Они обрушили на него всю свою мощь, но отец всё равно уцелел…
— Но зачем прислушиваться ко мне? — молвила мать. — Если он так опасен, почему бы просто не схватить его и не сломать ему шею?
Самармас беспрестанно подвывал, Мамааа! Мамоочкаа!
Отец упорствовал.
— По той же причине, по которой я вернулся, чтобы спасти тебя.
Она прижала два пальца к губам, изображая будто блюёт: жест, которому она научилась у сумнийских докеров, знал Кельмомас.
— Ты вернулся, чтобы спасти свою проклятую Империю.
— И, тем не менее, я здесь, с тобой, и мы…бежим прочь из Империи.
Свирепый взор её дрогнул, но лишь на мгновение.
— Да просто, после того как Момас, тщась убить тебя и твою семью, уничтожил Момемн, — город названный в его же честь, ты понял, что не сможешь спасти её. Империя! Пффф. Знаешь ли ты сколько крови течет сейчас по улицам её городов? Все Три Моря пылают. Твои Судьи. Твои Князья и Уверовавшие Короли! Толпы пируют на их растерзанных телах.
— Так оплачь их, Эсми, если тебе это нужно. Империя была лишь лестницей, необходимой, чтобы добраться до Голготтерата., а её крушение неизбежным в любом из воплощений Тысячекратной Мысли.
Мальчику не нужно было даже смотреть на свою мать — столь оглушительным было её молчание.
— И поэтому…ты возложил её бремя… на мои плечи? Потому что она была заведомо обречена?

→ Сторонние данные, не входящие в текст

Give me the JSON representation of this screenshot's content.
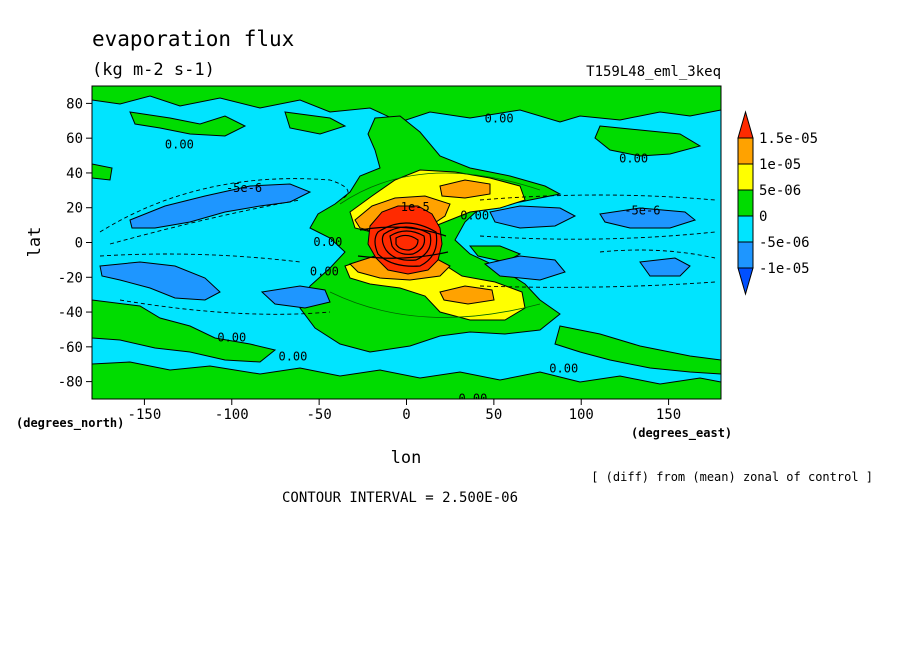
{
  "header": {
    "title": "evaporation flux",
    "units": "(kg m-2 s-1)",
    "run_id": "T159L48_eml_3keq"
  },
  "footer": {
    "diff_note": "[ (diff) from (mean) zonal of control ]",
    "contour_interval": "CONTOUR INTERVAL = 2.500E-06"
  },
  "chart_data": {
    "type": "heatmap",
    "title": "evaporation flux",
    "subtitle": "(kg m-2 s-1)",
    "xlabel": "lon",
    "ylabel": "lat",
    "x_units": "(degrees_east)",
    "y_units": "(degrees_north)",
    "xlim": [
      -180,
      180
    ],
    "ylim": [
      -90,
      90
    ],
    "x_ticks": [
      -150,
      -100,
      -50,
      0,
      50,
      100,
      150
    ],
    "y_ticks": [
      -80,
      -60,
      -40,
      -20,
      0,
      20,
      40,
      60,
      80
    ],
    "x_tick_labels": [
      "-150",
      "-100",
      "-50",
      "0",
      "50",
      "100",
      "150"
    ],
    "y_tick_labels": [
      "-80",
      "-60",
      "-40",
      "-20",
      "0",
      "20",
      "40",
      "60",
      "80"
    ],
    "colorbar": {
      "levels": [
        "1.5e-05",
        "1e-05",
        "5e-06",
        "0",
        "-5e-06",
        "-1e-05"
      ],
      "colors": [
        "#ff2a00",
        "#ffa200",
        "#ffff00",
        "#00dc00",
        "#00e4ff",
        "#1e96ff",
        "#0050ff"
      ],
      "extend": "both"
    },
    "contour_interval": 2.5e-06,
    "contour_labels": [
      {
        "text": "0.00",
        "lon": 53,
        "lat": 72
      },
      {
        "text": "0.00",
        "lon": -130,
        "lat": 57
      },
      {
        "text": "0.00",
        "lon": 130,
        "lat": 49
      },
      {
        "text": "-5e-6",
        "lon": -93,
        "lat": 32
      },
      {
        "text": "-5e-6",
        "lon": 135,
        "lat": 19
      },
      {
        "text": "1e-5",
        "lon": 5,
        "lat": 21
      },
      {
        "text": "0.00",
        "lon": 39,
        "lat": 16
      },
      {
        "text": "0.00",
        "lon": -45,
        "lat": 1
      },
      {
        "text": "0.00",
        "lon": -47,
        "lat": -16
      },
      {
        "text": "0.00",
        "lon": -100,
        "lat": -54
      },
      {
        "text": "0.00",
        "lon": -65,
        "lat": -65
      },
      {
        "text": "0.00",
        "lon": 90,
        "lat": -72
      },
      {
        "text": "0.00",
        "lon": 38,
        "lat": -89
      }
    ],
    "fields": {
      "positive_maxima": [
        {
          "lon": 2,
          "lat": 0,
          "value": 1.6e-05
        },
        {
          "lon": 45,
          "lat": 30,
          "value": 6e-06
        },
        {
          "lon": 45,
          "lat": -28,
          "value": 6e-06
        }
      ],
      "negative_minima": [
        {
          "lon": -95,
          "lat": 27,
          "value": -6e-06
        },
        {
          "lon": -135,
          "lat": -20,
          "value": -6e-06
        },
        {
          "lon": -60,
          "lat": -30,
          "value": -6e-06
        },
        {
          "lon": 65,
          "lat": 12,
          "value": -6e-06
        },
        {
          "lon": 125,
          "lat": 12,
          "value": -6e-06
        },
        {
          "lon": 70,
          "lat": -15,
          "value": -6e-06
        },
        {
          "lon": 135,
          "lat": -15,
          "value": -6e-06
        }
      ]
    },
    "grid": false,
    "legend": "right"
  }
}
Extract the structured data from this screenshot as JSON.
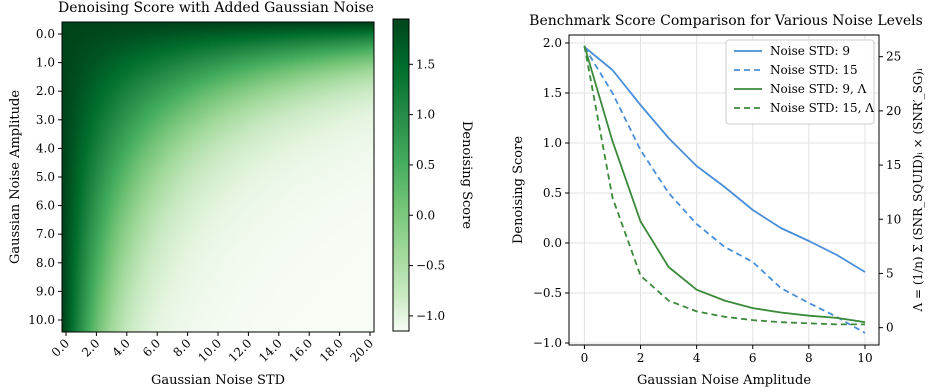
{
  "chart_data": [
    {
      "type": "heatmap",
      "title": "Denoising Score with Added Gaussian Noise",
      "xlabel": "Gaussian Noise STD",
      "ylabel": "Gaussian Noise Amplitude",
      "x_ticks": [
        "0.0",
        "2.0",
        "4.0",
        "6.0",
        "8.0",
        "10.0",
        "12.0",
        "14.0",
        "16.0",
        "18.0",
        "20.0"
      ],
      "y_ticks": [
        "0.0",
        "1.0",
        "2.0",
        "3.0",
        "4.0",
        "5.0",
        "6.0",
        "7.0",
        "8.0",
        "9.0",
        "10.0"
      ],
      "x_range": [
        0,
        20
      ],
      "y_range": [
        0,
        10
      ],
      "colormap": "Greens",
      "colorbar": {
        "label": "Denoising Score",
        "range": [
          -1.15,
          1.95
        ],
        "ticks": [
          1.5,
          1.0,
          0.5,
          0.0,
          -0.5,
          -1.0
        ],
        "tick_labels": [
          "1.5",
          "1.0",
          "0.5",
          "0.0",
          "−0.5",
          "−1.0"
        ]
      }
    },
    {
      "type": "line",
      "title": "Benchmark Score Comparison for Various Noise Levels",
      "xlabel": "Gaussian Noise Amplitude",
      "ylabel": "Denoising Score",
      "y2label": "Λ = (1/n) Σ (SNR_SQUID)ᵢ × (SNR′_SG)ᵢ",
      "xlim": [
        -0.55,
        10.5
      ],
      "ylim": [
        -1.02,
        2.08
      ],
      "y2lim": [
        -1.6,
        27.0
      ],
      "grid": true,
      "legend_position": "top-right",
      "x_ticks": [
        0,
        2,
        4,
        6,
        8,
        10
      ],
      "y_ticks": [
        2.0,
        1.5,
        1.0,
        0.5,
        0.0,
        -0.5,
        -1.0
      ],
      "y_tick_labels": [
        "2.0",
        "1.5",
        "1.0",
        "0.5",
        "0.0",
        "−0.5",
        "−1.0"
      ],
      "y2_ticks": [
        25,
        20,
        15,
        10,
        5,
        0
      ],
      "y2_tick_labels": [
        "25",
        "20",
        "15",
        "10",
        "5",
        "0"
      ],
      "x": [
        0,
        1,
        2,
        3,
        4,
        5,
        6,
        7,
        8,
        9,
        10
      ],
      "series": [
        {
          "name": "Noise STD: 9",
          "axis": "left",
          "color": "#4a8ed8",
          "dash": "solid",
          "values": [
            1.96,
            1.73,
            1.38,
            1.05,
            0.77,
            0.56,
            0.33,
            0.15,
            0.02,
            -0.12,
            -0.29
          ]
        },
        {
          "name": "Noise STD: 15",
          "axis": "left",
          "color": "#4a8ed8",
          "dash": "dashed",
          "values": [
            1.96,
            1.5,
            0.93,
            0.5,
            0.19,
            -0.04,
            -0.19,
            -0.45,
            -0.6,
            -0.74,
            -0.9
          ]
        },
        {
          "name": "Noise STD: 9, Λ",
          "axis": "right",
          "color": "#3a8a3a",
          "dash": "solid",
          "values": [
            26.0,
            17.2,
            9.8,
            5.6,
            3.5,
            2.5,
            1.8,
            1.4,
            1.1,
            0.9,
            0.5
          ]
        },
        {
          "name": "Noise STD: 15, Λ",
          "axis": "right",
          "color": "#3a8a3a",
          "dash": "dashed",
          "values": [
            26.0,
            12.0,
            4.8,
            2.5,
            1.5,
            1.0,
            0.7,
            0.5,
            0.4,
            0.3,
            0.3
          ]
        }
      ]
    }
  ]
}
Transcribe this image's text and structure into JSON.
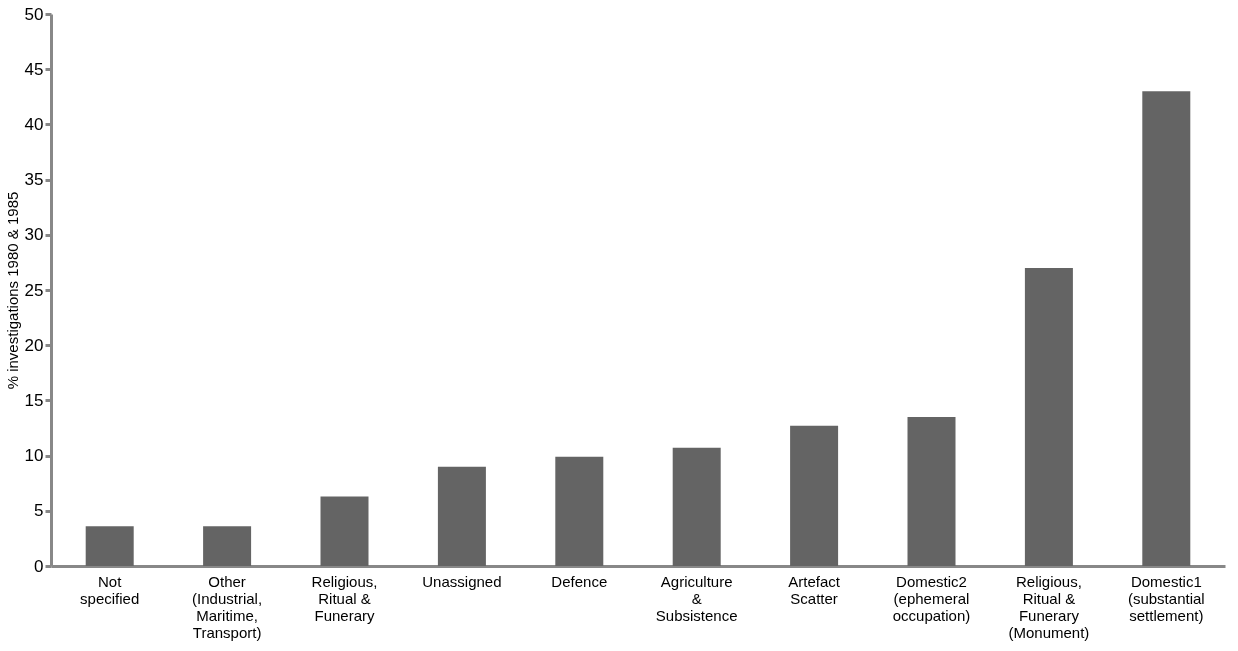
{
  "chart_data": {
    "type": "bar",
    "ylabel": "% investigations 1980 & 1985",
    "categories": [
      "Not specified",
      "Other (Industrial, Maritime, Transport)",
      "Religious, Ritual & Funerary",
      "Unassigned",
      "Defence",
      "Agriculture & Subsistence",
      "Artefact Scatter",
      "Domestic2 (ephemeral occupation)",
      "Religious, Ritual & Funerary (Monument)",
      "Domestic1 (substantial settlement)"
    ],
    "values": [
      3.6,
      3.6,
      6.3,
      9.0,
      9.9,
      10.7,
      12.7,
      13.5,
      27.0,
      43.0
    ],
    "color": "#646464",
    "ylim": [
      0,
      50
    ],
    "yticks": [
      0,
      5,
      10,
      15,
      20,
      25,
      30,
      35,
      40,
      45,
      50
    ],
    "grid": false
  }
}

— Грех реален, Эсми. Проклятие существует на самом деле. Я знаю точно, потому что я видел это. Я ношу два этих ужасных трофея для того, само собой, чтобы принуждать людей к повиновению, но также и в качестве постоянного напоминания. Знать что-либо означает нести ответственность, а оставаться в невежестве — хотя ты, как и все прочие, питаешь к этому отвращение — в то же время, значит оставаться безгрешным.
Мать в неверии взирала на него.
— И ты обманул меня, оставив в невежестве, дабы уберечь от греха?
— Тебя…и всё человечество.
Подумав о том, что его отец несет на своей душе тяжесть каждого неправедного деяния, совершенного от его имени, мальчик задрожал от мысли о нагромождённых друг на друга неисчислимых проклятиях.
Какое-то безумие сквозило во взгляде Благословенной императрицы.
— Тяжесть греха заключается в преднамеренности, Эсми, в умышленном использовании людей в качестве своих инструментов. — В глазах у него плясали языки пламени. — Я же сделал своим инструментом весь Мир.